Built on the site of an old royal hunting lodge, the storied Mena House has been providing exclusive accommodation for the rich, famous and infamous ever since opening its doors in 1886. It hosted the 1943 “Cairo Conference” at which Churchill, Roosevelt and Chiang Kai-shek agreed on strategies to defeat Japan and liberate Europe. It hosted 1979 meetings between Egypt’s Anwar Sadat, Israel’s Menachem Begin and America’s Jimmy Carter leading to the Egypt-Israel Peace Treaty. In 1998 it was hosting a less momentous “Workshop on Arms Control and Security Improvements in the Middle East” at which I was to speak on the third day. Hopefully by then I would have my bag and be able to look presentable.
The morning after my arrival, a particularly athletic-looking young man in a smart suit asked for my baggage tag. Before letting it go I looked him in the eye and pointed out that I was trusting him with the last evidence that I had ever owned a bag which should have been on the aircraft. He nodded solemnly. That evening he presented me with my suitcase, still locked securely (as was normal in those simpler pre-9/11 years). After I had thanked him warmly he hesitated a bit and looked slightly embarrassed. “Mr. Griffiths,” he said, “they had wanted you to come out to the airport and open it personally. I know that what you’re doing here is more important, and I know how to search a bag without anyone knowing. I want you to know that I decided to open, search and re-seal it without bothering you.” With a smile I shook his hand and thanked him for his honesty. Later I commended him to our host, a retired Major-General well-connected with the security establishment. “You did exactly the right thing!” he replied. “Put an Egyptian on his honour and he’ll die before letting you down!’

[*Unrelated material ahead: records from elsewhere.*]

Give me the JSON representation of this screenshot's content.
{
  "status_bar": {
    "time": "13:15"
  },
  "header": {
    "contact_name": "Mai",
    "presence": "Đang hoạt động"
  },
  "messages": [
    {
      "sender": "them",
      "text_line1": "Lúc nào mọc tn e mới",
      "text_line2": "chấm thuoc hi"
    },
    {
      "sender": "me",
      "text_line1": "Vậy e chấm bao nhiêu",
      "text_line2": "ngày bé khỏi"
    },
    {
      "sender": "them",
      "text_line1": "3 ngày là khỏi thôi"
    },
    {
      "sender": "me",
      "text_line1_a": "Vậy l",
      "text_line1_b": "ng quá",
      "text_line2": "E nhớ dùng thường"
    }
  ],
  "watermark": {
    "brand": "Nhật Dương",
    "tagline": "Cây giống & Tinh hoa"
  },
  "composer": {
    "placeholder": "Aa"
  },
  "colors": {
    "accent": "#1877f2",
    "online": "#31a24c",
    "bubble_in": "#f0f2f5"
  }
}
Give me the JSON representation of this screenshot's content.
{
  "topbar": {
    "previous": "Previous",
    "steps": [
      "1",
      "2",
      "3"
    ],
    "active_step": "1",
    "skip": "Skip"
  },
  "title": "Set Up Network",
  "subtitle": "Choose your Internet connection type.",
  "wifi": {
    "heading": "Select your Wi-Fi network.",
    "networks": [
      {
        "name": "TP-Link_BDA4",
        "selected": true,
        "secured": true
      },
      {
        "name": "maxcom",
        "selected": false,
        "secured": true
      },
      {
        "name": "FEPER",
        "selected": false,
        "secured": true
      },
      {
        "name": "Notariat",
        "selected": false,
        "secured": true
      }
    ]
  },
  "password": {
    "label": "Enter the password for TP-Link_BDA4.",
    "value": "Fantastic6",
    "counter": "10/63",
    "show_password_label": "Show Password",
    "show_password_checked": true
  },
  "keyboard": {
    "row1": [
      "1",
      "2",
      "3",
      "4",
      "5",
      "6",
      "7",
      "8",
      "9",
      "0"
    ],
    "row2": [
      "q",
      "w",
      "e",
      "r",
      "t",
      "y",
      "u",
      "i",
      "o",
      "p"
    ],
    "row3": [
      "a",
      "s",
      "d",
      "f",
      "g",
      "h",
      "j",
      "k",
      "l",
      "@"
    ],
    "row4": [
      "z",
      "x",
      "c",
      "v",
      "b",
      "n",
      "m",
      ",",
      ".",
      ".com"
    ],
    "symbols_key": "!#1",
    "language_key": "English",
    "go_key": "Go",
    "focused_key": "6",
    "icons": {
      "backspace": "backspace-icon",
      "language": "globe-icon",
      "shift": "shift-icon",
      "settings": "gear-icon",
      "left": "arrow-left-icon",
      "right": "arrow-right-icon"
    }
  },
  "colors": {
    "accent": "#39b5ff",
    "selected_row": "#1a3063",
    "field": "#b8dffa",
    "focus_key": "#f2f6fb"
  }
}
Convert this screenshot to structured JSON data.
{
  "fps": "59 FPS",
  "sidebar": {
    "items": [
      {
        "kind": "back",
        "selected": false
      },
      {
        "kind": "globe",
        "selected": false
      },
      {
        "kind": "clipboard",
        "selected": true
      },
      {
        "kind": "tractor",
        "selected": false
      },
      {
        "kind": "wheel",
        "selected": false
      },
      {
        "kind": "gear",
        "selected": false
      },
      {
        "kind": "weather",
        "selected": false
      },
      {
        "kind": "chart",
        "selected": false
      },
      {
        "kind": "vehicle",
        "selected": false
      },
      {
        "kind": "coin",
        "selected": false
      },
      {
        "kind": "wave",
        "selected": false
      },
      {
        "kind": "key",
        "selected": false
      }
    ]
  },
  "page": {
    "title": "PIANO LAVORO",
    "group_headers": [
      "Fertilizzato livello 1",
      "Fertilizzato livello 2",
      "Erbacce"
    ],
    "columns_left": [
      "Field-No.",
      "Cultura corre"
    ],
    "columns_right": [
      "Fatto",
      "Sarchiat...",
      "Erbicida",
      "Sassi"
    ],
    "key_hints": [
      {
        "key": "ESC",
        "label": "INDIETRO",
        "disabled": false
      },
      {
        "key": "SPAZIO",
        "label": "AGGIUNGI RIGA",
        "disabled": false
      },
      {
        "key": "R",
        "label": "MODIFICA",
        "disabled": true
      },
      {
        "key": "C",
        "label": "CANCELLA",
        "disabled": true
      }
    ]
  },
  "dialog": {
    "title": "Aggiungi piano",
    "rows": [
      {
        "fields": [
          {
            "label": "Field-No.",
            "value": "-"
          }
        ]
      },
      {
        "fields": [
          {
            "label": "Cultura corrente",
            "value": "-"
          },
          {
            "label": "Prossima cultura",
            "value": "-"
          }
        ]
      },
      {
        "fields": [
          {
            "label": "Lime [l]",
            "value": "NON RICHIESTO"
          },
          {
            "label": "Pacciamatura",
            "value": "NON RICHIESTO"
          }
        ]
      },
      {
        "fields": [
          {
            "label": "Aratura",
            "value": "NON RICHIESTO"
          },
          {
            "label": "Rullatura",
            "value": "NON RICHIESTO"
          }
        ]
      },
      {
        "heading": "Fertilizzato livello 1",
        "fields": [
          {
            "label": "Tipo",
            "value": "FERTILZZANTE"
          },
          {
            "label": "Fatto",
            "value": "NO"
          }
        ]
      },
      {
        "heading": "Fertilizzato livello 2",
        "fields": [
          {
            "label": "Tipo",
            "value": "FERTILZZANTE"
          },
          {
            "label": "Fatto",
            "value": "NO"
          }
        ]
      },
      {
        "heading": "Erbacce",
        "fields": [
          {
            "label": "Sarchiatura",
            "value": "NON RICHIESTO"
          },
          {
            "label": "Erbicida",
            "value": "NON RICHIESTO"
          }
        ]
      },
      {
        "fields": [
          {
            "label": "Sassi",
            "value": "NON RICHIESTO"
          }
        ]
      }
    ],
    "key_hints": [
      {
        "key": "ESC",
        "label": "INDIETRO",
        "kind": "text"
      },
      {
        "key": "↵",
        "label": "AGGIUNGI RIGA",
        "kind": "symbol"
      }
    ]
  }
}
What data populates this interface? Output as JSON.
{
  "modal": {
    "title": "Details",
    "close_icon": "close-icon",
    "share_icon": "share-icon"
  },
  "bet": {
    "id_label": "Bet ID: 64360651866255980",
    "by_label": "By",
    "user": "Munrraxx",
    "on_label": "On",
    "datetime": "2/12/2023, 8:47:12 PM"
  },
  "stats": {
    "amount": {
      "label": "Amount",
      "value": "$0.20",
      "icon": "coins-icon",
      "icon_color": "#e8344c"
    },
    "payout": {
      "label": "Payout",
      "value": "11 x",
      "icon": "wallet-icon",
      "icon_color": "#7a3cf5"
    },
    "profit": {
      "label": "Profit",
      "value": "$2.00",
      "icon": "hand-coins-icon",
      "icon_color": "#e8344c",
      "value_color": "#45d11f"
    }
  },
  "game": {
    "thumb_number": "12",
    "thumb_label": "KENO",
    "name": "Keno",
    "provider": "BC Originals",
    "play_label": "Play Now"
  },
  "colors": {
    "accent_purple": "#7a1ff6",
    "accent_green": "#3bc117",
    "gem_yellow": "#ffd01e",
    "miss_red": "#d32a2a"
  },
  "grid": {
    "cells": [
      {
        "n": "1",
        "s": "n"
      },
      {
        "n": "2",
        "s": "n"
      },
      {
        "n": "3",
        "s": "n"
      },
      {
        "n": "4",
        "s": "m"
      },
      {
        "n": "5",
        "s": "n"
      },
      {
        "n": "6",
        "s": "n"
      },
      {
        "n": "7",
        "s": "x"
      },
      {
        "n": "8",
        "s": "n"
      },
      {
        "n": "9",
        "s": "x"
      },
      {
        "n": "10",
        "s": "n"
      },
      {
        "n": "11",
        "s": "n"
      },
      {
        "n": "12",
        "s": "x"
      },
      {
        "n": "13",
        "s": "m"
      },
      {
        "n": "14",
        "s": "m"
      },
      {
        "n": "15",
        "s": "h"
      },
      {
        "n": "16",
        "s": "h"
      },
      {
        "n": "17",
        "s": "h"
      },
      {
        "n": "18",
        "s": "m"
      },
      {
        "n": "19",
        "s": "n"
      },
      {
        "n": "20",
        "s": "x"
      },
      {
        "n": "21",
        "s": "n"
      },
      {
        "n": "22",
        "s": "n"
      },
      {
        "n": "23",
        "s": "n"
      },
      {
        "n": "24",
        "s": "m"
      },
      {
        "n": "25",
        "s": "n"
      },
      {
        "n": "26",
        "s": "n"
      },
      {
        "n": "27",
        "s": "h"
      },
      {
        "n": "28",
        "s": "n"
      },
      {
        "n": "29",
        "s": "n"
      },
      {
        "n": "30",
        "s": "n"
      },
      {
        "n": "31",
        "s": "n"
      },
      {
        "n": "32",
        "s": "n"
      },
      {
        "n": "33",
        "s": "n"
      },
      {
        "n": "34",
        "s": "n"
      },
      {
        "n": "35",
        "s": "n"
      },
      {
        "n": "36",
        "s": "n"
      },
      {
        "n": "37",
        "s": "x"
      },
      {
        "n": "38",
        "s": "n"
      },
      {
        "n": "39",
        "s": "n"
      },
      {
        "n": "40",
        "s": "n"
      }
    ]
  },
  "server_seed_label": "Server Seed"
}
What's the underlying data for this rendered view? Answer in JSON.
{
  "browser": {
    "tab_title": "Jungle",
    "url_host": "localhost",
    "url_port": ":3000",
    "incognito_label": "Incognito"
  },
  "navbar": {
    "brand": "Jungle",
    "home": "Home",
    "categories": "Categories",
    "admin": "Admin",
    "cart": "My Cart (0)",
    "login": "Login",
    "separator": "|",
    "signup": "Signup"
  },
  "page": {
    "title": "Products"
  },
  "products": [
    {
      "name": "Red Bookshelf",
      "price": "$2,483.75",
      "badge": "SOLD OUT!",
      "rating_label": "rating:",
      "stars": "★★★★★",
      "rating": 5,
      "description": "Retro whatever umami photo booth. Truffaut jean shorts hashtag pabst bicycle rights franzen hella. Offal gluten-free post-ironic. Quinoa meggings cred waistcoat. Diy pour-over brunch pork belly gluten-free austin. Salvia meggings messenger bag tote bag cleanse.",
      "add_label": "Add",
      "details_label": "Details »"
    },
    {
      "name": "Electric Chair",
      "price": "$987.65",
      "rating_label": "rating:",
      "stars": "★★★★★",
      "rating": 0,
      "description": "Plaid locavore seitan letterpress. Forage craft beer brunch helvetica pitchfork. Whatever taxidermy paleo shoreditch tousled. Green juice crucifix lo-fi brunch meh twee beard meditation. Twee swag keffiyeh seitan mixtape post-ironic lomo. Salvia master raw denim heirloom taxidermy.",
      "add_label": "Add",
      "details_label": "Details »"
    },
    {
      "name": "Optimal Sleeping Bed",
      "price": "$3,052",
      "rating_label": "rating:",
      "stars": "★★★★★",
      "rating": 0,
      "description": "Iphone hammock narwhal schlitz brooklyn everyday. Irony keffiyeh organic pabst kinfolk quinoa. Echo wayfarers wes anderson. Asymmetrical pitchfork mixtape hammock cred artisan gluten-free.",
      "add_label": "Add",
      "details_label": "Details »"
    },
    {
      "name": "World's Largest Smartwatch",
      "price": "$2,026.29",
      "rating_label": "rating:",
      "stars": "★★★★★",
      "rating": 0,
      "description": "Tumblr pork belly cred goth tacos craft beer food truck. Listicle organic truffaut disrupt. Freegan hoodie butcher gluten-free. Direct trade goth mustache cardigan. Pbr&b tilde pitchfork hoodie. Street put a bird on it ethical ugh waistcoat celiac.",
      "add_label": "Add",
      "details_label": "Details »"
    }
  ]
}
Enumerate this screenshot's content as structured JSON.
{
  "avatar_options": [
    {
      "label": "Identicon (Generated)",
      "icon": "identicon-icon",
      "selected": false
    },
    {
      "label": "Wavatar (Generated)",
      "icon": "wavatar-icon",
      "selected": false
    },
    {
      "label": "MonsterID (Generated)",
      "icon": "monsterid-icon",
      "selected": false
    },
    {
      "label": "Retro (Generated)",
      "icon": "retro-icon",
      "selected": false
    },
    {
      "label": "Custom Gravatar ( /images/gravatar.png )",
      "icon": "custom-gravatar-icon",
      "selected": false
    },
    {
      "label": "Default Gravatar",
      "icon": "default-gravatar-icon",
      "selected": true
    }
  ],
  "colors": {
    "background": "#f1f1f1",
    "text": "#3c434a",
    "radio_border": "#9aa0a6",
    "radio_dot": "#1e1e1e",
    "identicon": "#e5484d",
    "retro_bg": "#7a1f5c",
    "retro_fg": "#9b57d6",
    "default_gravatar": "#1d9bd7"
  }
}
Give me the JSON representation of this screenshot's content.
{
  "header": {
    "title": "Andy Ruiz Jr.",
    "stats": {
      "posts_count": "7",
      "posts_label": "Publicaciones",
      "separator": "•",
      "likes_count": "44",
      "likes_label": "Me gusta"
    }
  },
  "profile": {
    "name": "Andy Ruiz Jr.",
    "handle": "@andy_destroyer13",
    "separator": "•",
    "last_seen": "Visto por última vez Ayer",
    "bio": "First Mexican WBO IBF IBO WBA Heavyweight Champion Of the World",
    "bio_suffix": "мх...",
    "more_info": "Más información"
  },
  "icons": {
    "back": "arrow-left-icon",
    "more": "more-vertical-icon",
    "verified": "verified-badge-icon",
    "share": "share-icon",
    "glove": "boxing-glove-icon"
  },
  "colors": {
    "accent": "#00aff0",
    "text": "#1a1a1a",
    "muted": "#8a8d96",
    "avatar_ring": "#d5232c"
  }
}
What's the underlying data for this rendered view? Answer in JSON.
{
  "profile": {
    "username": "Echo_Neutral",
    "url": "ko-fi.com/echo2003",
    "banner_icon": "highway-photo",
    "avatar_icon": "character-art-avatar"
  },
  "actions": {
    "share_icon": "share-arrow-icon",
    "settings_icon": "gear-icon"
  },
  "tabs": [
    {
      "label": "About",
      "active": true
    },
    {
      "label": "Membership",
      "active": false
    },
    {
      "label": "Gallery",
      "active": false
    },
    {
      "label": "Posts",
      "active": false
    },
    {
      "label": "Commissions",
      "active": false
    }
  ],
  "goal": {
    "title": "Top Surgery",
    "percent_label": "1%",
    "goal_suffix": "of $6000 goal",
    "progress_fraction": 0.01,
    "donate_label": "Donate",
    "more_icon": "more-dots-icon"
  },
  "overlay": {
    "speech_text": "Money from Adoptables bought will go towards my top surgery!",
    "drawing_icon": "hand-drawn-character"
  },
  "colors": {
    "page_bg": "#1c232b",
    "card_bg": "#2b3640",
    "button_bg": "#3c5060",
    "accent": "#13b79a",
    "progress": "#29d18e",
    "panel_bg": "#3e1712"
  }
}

There is a thread of male pride running through the fabric of Egyptian culture which abhors any suggestion of shame to a degree incomprehensible to some from societies like mine. So yes, as a stranger asking directions on the streets of Cairo you may encounter locals who will fabricate the most confident-sounding of directions to avoid admitting that there’s something about their city that they don’t know. On the other hand, if you’ve established a relationship on trust, you’re not likely to be disappointed by someone whose honour is at stake.
Approaching the start of a new year I’m grateful for the memory of that anonymous Egyptian security officer, reminding me yet again that while cultures may differ, it’s more productive to embrace the differences than to complain, or to nurse an unwarranted conviction of cultural superiority. The human family may be dysfunctional at times, but we’re still all family.